A few things always puzzled me though…the guy could not hold his pistol correctly and couldn’t aim his rifle if his life depended on it. But I’d do my darndest to wedge the pistol on his index finger or twist his torso into an un-natural position in order to get the shot down-range. But that didn’t really matter much, because when push came to shove, GI Joe always got the last laugh.
I was fortunate to have been able to spend a few years growing up abroad in London. Their version (err…RIP OFF!!!) of the action hero was called Action Man. My dad bought me one…once. Once was enough. This dude was the epitome of cheese, made from paper thin plastic and limbs that would break off like brittle twigs. Nope, there’s no replacing good old American quality. There was only one GI Joe.
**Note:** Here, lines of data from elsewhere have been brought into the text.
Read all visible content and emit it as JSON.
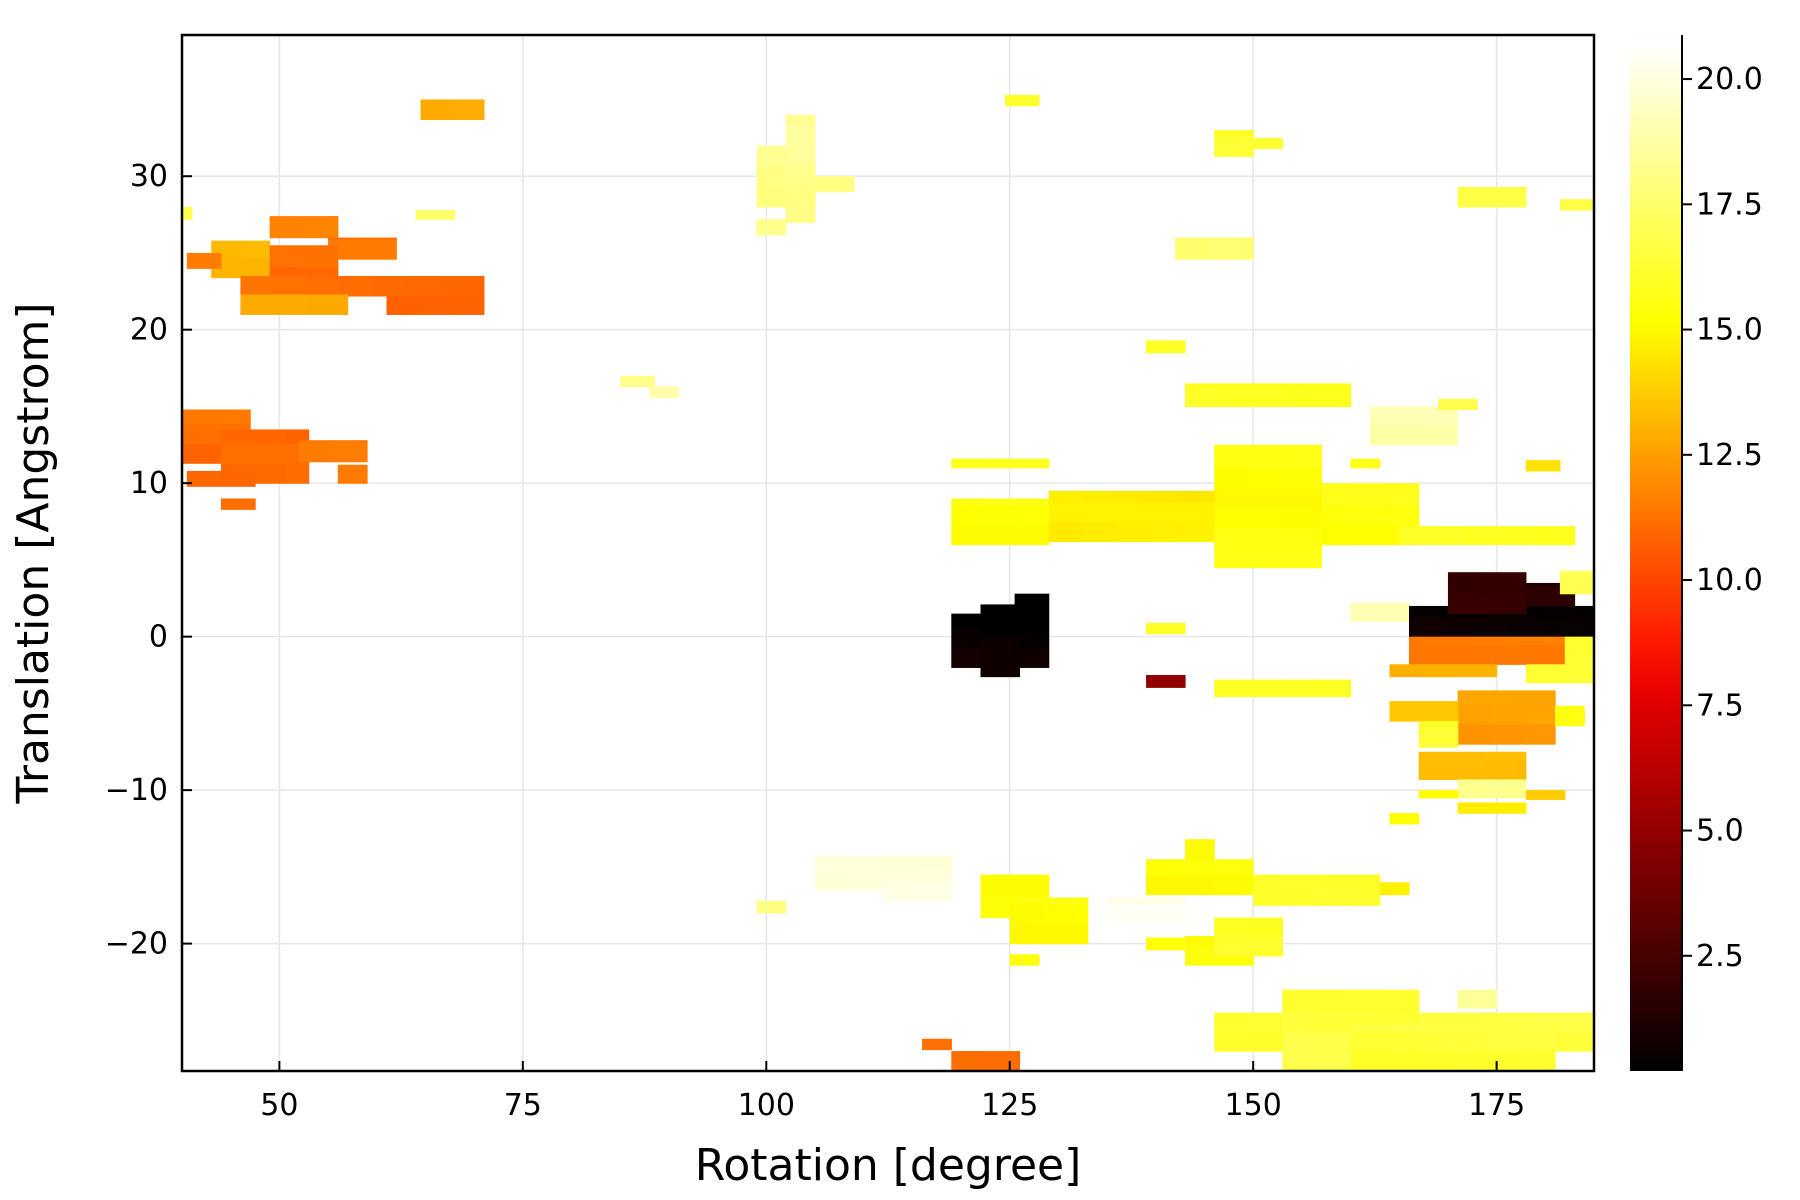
{
  "chart_data": {
    "type": "heatmap",
    "title": "",
    "xlabel": "Rotation [degree]",
    "ylabel": "Translation [Angstrom]",
    "xlim": [
      40,
      185
    ],
    "ylim": [
      -28.3,
      39.2
    ],
    "xticks": [
      50,
      75,
      100,
      125,
      150,
      175
    ],
    "xtick_labels": [
      "50",
      "75",
      "100",
      "125",
      "150",
      "175"
    ],
    "yticks": [
      -20,
      -10,
      0,
      10,
      20,
      30
    ],
    "ytick_labels": [
      "−20",
      "−10",
      "0",
      "10",
      "20",
      "30"
    ],
    "grid": true,
    "cell_width": 3.4,
    "cell_height": 1.3,
    "colorbar": {
      "colormap": "hot",
      "range": [
        0.2,
        20.7
      ],
      "ticks": [
        2.5,
        5.0,
        7.5,
        10.0,
        12.5,
        15.0,
        17.5,
        20.0
      ],
      "tick_labels": [
        "2.5",
        "5.0",
        "7.5",
        "10.0",
        "12.5",
        "15.0",
        "17.5",
        "20.0"
      ]
    },
    "regions": [
      {
        "x0": 64.5,
        "x1": 71.0,
        "y0": 33.7,
        "y1": 35.0,
        "value": 12.8
      },
      {
        "x0": 49.0,
        "x1": 56.0,
        "y0": 26.0,
        "y1": 27.4,
        "value": 11.2
      },
      {
        "x0": 55.0,
        "x1": 62.0,
        "y0": 24.6,
        "y1": 26.0,
        "value": 11.0
      },
      {
        "x0": 43.0,
        "x1": 49.0,
        "y0": 23.4,
        "y1": 25.8,
        "value": 13.3
      },
      {
        "x0": 40.5,
        "x1": 44.0,
        "y0": 24.0,
        "y1": 25.0,
        "value": 11.0
      },
      {
        "x0": 49.0,
        "x1": 56.0,
        "y0": 22.8,
        "y1": 25.5,
        "value": 10.7
      },
      {
        "x0": 46.0,
        "x1": 71.0,
        "y0": 22.2,
        "y1": 23.5,
        "value": 11.0
      },
      {
        "x0": 46.0,
        "x1": 57.0,
        "y0": 21.0,
        "y1": 22.3,
        "value": 13.0
      },
      {
        "x0": 61.0,
        "x1": 71.0,
        "y0": 21.0,
        "y1": 22.2,
        "value": 10.8
      },
      {
        "x0": 40.0,
        "x1": 47.0,
        "y0": 11.3,
        "y1": 14.8,
        "value": 10.9
      },
      {
        "x0": 44.0,
        "x1": 53.0,
        "y0": 10.0,
        "y1": 13.5,
        "value": 10.6
      },
      {
        "x0": 52.0,
        "x1": 59.0,
        "y0": 11.4,
        "y1": 12.8,
        "value": 11.0
      },
      {
        "x0": 40.5,
        "x1": 47.5,
        "y0": 9.8,
        "y1": 10.8,
        "value": 11.0
      },
      {
        "x0": 56.0,
        "x1": 59.0,
        "y0": 10.0,
        "y1": 11.2,
        "value": 11.0
      },
      {
        "x0": 44.0,
        "x1": 47.5,
        "y0": 8.3,
        "y1": 9.0,
        "value": 11.0
      },
      {
        "x0": 99.0,
        "x1": 105.0,
        "y0": 28.0,
        "y1": 32.0,
        "value": 18.2
      },
      {
        "x0": 102.0,
        "x1": 105.0,
        "y0": 27.0,
        "y1": 34.0,
        "value": 18.3
      },
      {
        "x0": 105.0,
        "x1": 109.0,
        "y0": 29.0,
        "y1": 30.0,
        "value": 18.3
      },
      {
        "x0": 99.0,
        "x1": 102.0,
        "y0": 26.2,
        "y1": 27.2,
        "value": 18.5
      },
      {
        "x0": 85.0,
        "x1": 88.5,
        "y0": 16.3,
        "y1": 17.0,
        "value": 18.5
      },
      {
        "x0": 88.0,
        "x1": 91.0,
        "y0": 15.6,
        "y1": 16.3,
        "value": 18.6
      },
      {
        "x0": 99.0,
        "x1": 102.0,
        "y0": -18.0,
        "y1": -17.2,
        "value": 18.3
      },
      {
        "x0": 105.0,
        "x1": 119.0,
        "y0": -16.5,
        "y1": -14.3,
        "value": 19.6
      },
      {
        "x0": 112.0,
        "x1": 119.0,
        "y0": -17.2,
        "y1": -16.0,
        "value": 20.0
      },
      {
        "x0": 135.0,
        "x1": 143.0,
        "y0": -18.6,
        "y1": -17.0,
        "value": 20.2
      },
      {
        "x0": 119.0,
        "x1": 129.0,
        "y0": 6.0,
        "y1": 9.0,
        "value": 15.4
      },
      {
        "x0": 129.0,
        "x1": 150.0,
        "y0": 6.2,
        "y1": 9.5,
        "value": 14.5
      },
      {
        "x0": 146.0,
        "x1": 157.0,
        "y0": 4.5,
        "y1": 12.5,
        "value": 15.3
      },
      {
        "x0": 157.0,
        "x1": 167.0,
        "y0": 6.0,
        "y1": 10.0,
        "value": 15.5
      },
      {
        "x0": 165.0,
        "x1": 183.0,
        "y0": 6.0,
        "y1": 7.2,
        "value": 15.9
      },
      {
        "x0": 119.0,
        "x1": 129.0,
        "y0": 11.0,
        "y1": 11.6,
        "value": 16.2
      },
      {
        "x0": 160.0,
        "x1": 163.0,
        "y0": 11.0,
        "y1": 11.6,
        "value": 16.0
      },
      {
        "x0": 143.0,
        "x1": 160.0,
        "y0": 15.0,
        "y1": 16.5,
        "value": 16.0
      },
      {
        "x0": 139.0,
        "x1": 143.0,
        "y0": 18.5,
        "y1": 19.3,
        "value": 16.0
      },
      {
        "x0": 162.0,
        "x1": 171.0,
        "y0": 12.5,
        "y1": 15.0,
        "value": 18.8
      },
      {
        "x0": 169.0,
        "x1": 173.0,
        "y0": 14.8,
        "y1": 15.5,
        "value": 16.5
      },
      {
        "x0": 178.0,
        "x1": 181.5,
        "y0": 10.8,
        "y1": 11.5,
        "value": 14.0
      },
      {
        "x0": 146.0,
        "x1": 150.0,
        "y0": 31.3,
        "y1": 33.0,
        "value": 16.2
      },
      {
        "x0": 149.0,
        "x1": 153.0,
        "y0": 31.8,
        "y1": 32.5,
        "value": 16.2
      },
      {
        "x0": 142.0,
        "x1": 150.0,
        "y0": 24.6,
        "y1": 26.0,
        "value": 17.4
      },
      {
        "x0": 124.5,
        "x1": 128.0,
        "y0": 34.6,
        "y1": 35.3,
        "value": 16.3
      },
      {
        "x0": 171.0,
        "x1": 178.0,
        "y0": 28.0,
        "y1": 29.3,
        "value": 17.0
      },
      {
        "x0": 181.5,
        "x1": 185.0,
        "y0": 27.8,
        "y1": 28.5,
        "value": 16.5
      },
      {
        "x0": 40.0,
        "x1": 41.0,
        "y0": 27.2,
        "y1": 28.0,
        "value": 16.5
      },
      {
        "x0": 64.0,
        "x1": 68.0,
        "y0": 27.2,
        "y1": 27.8,
        "value": 17.5
      },
      {
        "x0": 119.0,
        "x1": 129.0,
        "y0": -2.0,
        "y1": 1.5,
        "value": 0.4
      },
      {
        "x0": 122.0,
        "x1": 126.0,
        "y0": -2.6,
        "y1": 2.1,
        "value": 0.3
      },
      {
        "x0": 125.5,
        "x1": 129.0,
        "y0": 1.5,
        "y1": 2.8,
        "value": 0.4
      },
      {
        "x0": 139.0,
        "x1": 143.0,
        "y0": 0.2,
        "y1": 0.9,
        "value": 16.0
      },
      {
        "x0": 139.0,
        "x1": 143.0,
        "y0": -3.3,
        "y1": -2.5,
        "value": 4.3
      },
      {
        "x0": 146.0,
        "x1": 160.0,
        "y0": -3.9,
        "y1": -2.8,
        "value": 15.6
      },
      {
        "x0": 160.0,
        "x1": 166.0,
        "y0": 1.0,
        "y1": 2.2,
        "value": 18.8
      },
      {
        "x0": 166.0,
        "x1": 185.0,
        "y0": 0.0,
        "y1": 2.0,
        "value": 0.6
      },
      {
        "x0": 170.0,
        "x1": 178.0,
        "y0": 1.5,
        "y1": 4.2,
        "value": 2.0
      },
      {
        "x0": 178.0,
        "x1": 183.0,
        "y0": 2.0,
        "y1": 3.5,
        "value": 1.5
      },
      {
        "x0": 181.5,
        "x1": 185.0,
        "y0": 2.8,
        "y1": 4.3,
        "value": 17.2
      },
      {
        "x0": 166.0,
        "x1": 182.0,
        "y0": -1.8,
        "y1": 0.0,
        "value": 11.5
      },
      {
        "x0": 182.0,
        "x1": 185.0,
        "y0": -2.5,
        "y1": 0.0,
        "value": 16.0
      },
      {
        "x0": 164.0,
        "x1": 175.0,
        "y0": -2.6,
        "y1": -1.8,
        "value": 13.0
      },
      {
        "x0": 178.0,
        "x1": 185.0,
        "y0": -3.0,
        "y1": -1.8,
        "value": 16.2
      },
      {
        "x0": 171.0,
        "x1": 181.0,
        "y0": -7.0,
        "y1": -3.5,
        "value": 12.2
      },
      {
        "x0": 164.0,
        "x1": 171.0,
        "y0": -5.5,
        "y1": -4.2,
        "value": 13.2
      },
      {
        "x0": 167.0,
        "x1": 171.0,
        "y0": -7.2,
        "y1": -5.5,
        "value": 16.3
      },
      {
        "x0": 181.0,
        "x1": 184.0,
        "y0": -5.8,
        "y1": -4.5,
        "value": 15.5
      },
      {
        "x0": 167.0,
        "x1": 178.0,
        "y0": -9.3,
        "y1": -7.5,
        "value": 13.5
      },
      {
        "x0": 171.0,
        "x1": 178.0,
        "y0": -10.5,
        "y1": -9.3,
        "value": 18.0
      },
      {
        "x0": 167.0,
        "x1": 171.0,
        "y0": -10.5,
        "y1": -10.0,
        "value": 15.0
      },
      {
        "x0": 171.0,
        "x1": 178.0,
        "y0": -11.5,
        "y1": -10.8,
        "value": 14.6
      },
      {
        "x0": 178.0,
        "x1": 182.0,
        "y0": -10.6,
        "y1": -10.0,
        "value": 14.0
      },
      {
        "x0": 164.0,
        "x1": 167.0,
        "y0": -12.2,
        "y1": -11.5,
        "value": 15.0
      },
      {
        "x0": 122.0,
        "x1": 129.0,
        "y0": -18.3,
        "y1": -15.5,
        "value": 15.4
      },
      {
        "x0": 125.0,
        "x1": 133.0,
        "y0": -20.0,
        "y1": -17.0,
        "value": 15.3
      },
      {
        "x0": 125.0,
        "x1": 128.0,
        "y0": -21.4,
        "y1": -20.7,
        "value": 15.2
      },
      {
        "x0": 139.0,
        "x1": 150.0,
        "y0": -16.8,
        "y1": -14.5,
        "value": 15.3
      },
      {
        "x0": 143.0,
        "x1": 146.0,
        "y0": -14.5,
        "y1": -13.2,
        "value": 15.3
      },
      {
        "x0": 150.0,
        "x1": 163.0,
        "y0": -17.5,
        "y1": -15.5,
        "value": 15.8
      },
      {
        "x0": 163.0,
        "x1": 166.0,
        "y0": -16.8,
        "y1": -16.0,
        "value": 15.0
      },
      {
        "x0": 143.0,
        "x1": 150.0,
        "y0": -21.4,
        "y1": -19.5,
        "value": 15.3
      },
      {
        "x0": 146.0,
        "x1": 153.0,
        "y0": -20.8,
        "y1": -18.3,
        "value": 15.8
      },
      {
        "x0": 139.0,
        "x1": 143.0,
        "y0": -20.4,
        "y1": -19.6,
        "value": 15.5
      },
      {
        "x0": 116.0,
        "x1": 119.0,
        "y0": -26.9,
        "y1": -26.2,
        "value": 11.2
      },
      {
        "x0": 119.0,
        "x1": 126.0,
        "y0": -28.3,
        "y1": -27.0,
        "value": 11.0
      },
      {
        "x0": 146.0,
        "x1": 185.0,
        "y0": -27.0,
        "y1": -24.5,
        "value": 16.4
      },
      {
        "x0": 153.0,
        "x1": 167.0,
        "y0": -28.3,
        "y1": -23.0,
        "value": 16.5
      },
      {
        "x0": 160.0,
        "x1": 181.0,
        "y0": -28.3,
        "y1": -25.3,
        "value": 16.3
      },
      {
        "x0": 171.0,
        "x1": 175.0,
        "y0": -24.2,
        "y1": -23.0,
        "value": 18.8
      }
    ]
  }
}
Now years down the road, as we approach the holiday season, I fondly look back to the many Christmas mornings when my brother and I would toss every other gift aside in search of that rectangular shoe-box shaped bundle of adventure. Ralphie might have had his Red Ryder, but it could never compare to my Real American Hero!
Tags: GI Joe Action Hero


…and Barbie admired him too.
My Barbie’s used to cat fight to get a piece of their very own G.I. Joe action! What self assured, blond bombshell would even dream of giving a second glance to the pretty boy next door, sleeves of his Lacoste sweater tied neatly in front of his chest, equipped with tennis racquet tucked gently into his perfectly manicured hand? Not in my Barbie feigning days! My girls liked big guns. They’d sell their souls in an instant to get G.I. Hottie into the powder pink convertible, then back to the three story townhouse (with elevator) for an evening of dress up fun. Going up?